Bangkalan – Robohnya bangunan SDN Konang 4 di Kabupaten Bangkalan menuai sorotan dari Pengurus Cabang Pergerakan Mahasiswa Islam Indonesia (PC PMII) Bangkalan. Mereka menilai peristiwa itu bukan sekadar bencana akibat kerusakan bangunan, melainkan bentuk lemahnya pengawasan pemerintah daerah terhadap kondisi infrastruktur pendidikan.

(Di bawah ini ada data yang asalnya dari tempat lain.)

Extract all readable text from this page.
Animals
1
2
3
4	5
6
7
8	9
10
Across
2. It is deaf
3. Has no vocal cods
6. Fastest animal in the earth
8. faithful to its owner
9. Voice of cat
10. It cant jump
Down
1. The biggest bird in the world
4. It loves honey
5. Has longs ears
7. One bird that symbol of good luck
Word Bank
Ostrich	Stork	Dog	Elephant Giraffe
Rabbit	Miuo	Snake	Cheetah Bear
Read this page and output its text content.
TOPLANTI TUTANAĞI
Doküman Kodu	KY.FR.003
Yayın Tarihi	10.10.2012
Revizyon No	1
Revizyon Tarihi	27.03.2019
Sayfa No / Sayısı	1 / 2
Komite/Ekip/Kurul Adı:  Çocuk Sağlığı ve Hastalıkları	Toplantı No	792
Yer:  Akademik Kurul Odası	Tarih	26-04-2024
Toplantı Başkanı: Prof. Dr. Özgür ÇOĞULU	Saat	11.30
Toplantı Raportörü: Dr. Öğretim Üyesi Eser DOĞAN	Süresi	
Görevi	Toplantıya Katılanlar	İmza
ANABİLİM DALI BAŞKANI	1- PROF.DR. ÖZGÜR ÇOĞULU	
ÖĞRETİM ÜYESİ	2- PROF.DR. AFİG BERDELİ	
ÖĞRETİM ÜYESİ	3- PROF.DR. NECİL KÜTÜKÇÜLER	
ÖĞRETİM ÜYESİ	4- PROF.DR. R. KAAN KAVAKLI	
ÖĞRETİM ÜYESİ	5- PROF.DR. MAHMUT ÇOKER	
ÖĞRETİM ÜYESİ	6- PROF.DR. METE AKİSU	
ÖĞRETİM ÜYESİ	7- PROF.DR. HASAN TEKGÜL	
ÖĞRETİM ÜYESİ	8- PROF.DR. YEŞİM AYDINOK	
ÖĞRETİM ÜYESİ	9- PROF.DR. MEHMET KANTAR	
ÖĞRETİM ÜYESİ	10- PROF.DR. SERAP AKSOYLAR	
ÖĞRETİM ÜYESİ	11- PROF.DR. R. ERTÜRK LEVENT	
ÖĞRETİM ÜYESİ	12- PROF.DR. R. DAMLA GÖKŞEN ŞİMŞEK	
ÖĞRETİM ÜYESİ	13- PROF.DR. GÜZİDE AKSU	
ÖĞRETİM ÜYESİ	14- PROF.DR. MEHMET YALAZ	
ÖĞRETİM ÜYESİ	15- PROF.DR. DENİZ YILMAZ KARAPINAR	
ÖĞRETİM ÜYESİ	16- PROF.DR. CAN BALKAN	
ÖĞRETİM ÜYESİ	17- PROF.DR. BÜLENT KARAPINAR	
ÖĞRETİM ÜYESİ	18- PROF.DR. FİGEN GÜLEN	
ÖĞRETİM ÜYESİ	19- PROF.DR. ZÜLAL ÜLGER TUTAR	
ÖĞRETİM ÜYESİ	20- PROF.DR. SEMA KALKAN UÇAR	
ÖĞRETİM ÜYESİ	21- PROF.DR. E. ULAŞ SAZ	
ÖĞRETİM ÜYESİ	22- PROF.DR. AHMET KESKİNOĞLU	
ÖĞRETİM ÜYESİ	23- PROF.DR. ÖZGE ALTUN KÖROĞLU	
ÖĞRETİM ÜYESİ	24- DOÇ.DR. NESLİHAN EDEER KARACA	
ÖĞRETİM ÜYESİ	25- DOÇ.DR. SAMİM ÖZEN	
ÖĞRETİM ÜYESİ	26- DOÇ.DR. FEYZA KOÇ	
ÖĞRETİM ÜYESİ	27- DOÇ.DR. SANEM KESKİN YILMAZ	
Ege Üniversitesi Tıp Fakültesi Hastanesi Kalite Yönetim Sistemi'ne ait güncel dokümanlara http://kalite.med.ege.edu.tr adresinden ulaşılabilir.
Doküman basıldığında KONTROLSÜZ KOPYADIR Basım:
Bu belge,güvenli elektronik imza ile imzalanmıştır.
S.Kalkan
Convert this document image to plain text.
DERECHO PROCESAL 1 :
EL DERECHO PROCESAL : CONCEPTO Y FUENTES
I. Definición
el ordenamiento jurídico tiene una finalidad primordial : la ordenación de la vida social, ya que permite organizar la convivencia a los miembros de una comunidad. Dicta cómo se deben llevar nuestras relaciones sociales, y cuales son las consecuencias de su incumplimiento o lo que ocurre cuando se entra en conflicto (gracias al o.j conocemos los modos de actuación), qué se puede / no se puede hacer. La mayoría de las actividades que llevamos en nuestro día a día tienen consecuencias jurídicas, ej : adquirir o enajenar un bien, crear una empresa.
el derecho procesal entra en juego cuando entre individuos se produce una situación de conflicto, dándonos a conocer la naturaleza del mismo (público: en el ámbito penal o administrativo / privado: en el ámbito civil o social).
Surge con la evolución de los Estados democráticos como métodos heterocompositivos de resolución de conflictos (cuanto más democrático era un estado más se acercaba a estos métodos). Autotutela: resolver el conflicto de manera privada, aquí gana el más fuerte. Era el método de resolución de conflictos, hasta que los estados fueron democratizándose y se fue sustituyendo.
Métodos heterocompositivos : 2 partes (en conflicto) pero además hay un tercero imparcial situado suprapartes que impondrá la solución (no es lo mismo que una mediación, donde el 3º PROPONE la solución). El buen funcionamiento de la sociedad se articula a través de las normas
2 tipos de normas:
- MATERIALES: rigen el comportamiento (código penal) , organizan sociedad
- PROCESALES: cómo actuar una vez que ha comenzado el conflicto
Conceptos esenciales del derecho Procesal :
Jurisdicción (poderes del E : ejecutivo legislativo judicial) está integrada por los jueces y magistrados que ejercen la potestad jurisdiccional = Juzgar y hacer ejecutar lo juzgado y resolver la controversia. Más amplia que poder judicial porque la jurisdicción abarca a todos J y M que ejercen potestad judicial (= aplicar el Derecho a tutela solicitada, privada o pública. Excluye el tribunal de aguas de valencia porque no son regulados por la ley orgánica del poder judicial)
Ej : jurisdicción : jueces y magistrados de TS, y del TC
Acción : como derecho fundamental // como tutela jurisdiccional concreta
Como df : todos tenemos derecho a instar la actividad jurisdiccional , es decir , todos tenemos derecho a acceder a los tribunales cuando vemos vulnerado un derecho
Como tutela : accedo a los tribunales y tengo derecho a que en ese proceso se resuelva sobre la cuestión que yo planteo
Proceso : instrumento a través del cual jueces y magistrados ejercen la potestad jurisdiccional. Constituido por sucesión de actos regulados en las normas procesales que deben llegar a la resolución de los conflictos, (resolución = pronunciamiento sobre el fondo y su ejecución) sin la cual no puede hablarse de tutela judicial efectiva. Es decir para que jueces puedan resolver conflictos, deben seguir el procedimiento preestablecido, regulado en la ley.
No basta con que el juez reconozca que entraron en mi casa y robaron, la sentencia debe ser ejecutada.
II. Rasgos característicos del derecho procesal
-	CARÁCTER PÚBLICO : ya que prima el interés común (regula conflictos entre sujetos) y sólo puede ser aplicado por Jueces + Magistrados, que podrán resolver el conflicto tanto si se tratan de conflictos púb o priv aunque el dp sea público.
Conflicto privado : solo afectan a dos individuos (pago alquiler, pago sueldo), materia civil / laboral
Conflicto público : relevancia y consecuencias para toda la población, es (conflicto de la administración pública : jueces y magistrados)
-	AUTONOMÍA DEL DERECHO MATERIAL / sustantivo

Ketua Umum PC PMII Bangkalan, Aziz Taufiqur Rohman menyampaikan, insiden tersebut menunjukkan pentingnya evaluasi terhadap fungsi pembinaan, monitoring, dan evaluasi secara komprehensif di tubuh Dinas Pendidikan Bangkalan. Menurutnya, ruang kelas semestinya menjadi tempat yang paling aman bagi peserta didik untuk memperoleh pendidikan yang layak dan nyaman, bukan justru menghadirkan ancaman terhadap keselamatan mereka.
“Jangan sampai negara hanya hadir setelah bangunan roboh. Pencegahan harus menjadi prioritas agar kejadian serupa tidak kembali terulang,” ujar Aziz, Minggu (02/08/2026).
Aziz menegaskan, Disdik sebagai perangkat daerah memiliki kewajiban membantu Bupati dalam menyelenggarakan urusan pemerintahan bidang pendidikan, termasuk melakukan pembinaan, monitoring, dan evaluasi terhadap sarana dan prasarana sekolah. Tugas tersebut, kata dia, telah diatur dalam Peraturan Bupati Bangkalan Nomor 36 Tahun 2022 tentang Kedudukan, Susunan Organisasi, Tugas, dan Fungsi Dinas Pendidikan.
Dengan demikian, PMII Bangkalan mendesak Pemerintah Kabupaten Bangkalan untuk segera melakukan evaluasi menyeluruh terhadap kinerja Dinas Pendidikan, khususnya dalam pengawasan kondisi fisik bangunan sekolah. Hasil evaluasi tersebut juga diminta dipublikasikan secara terbuka sebagai bentuk akuntabilitas kepada masyarakat.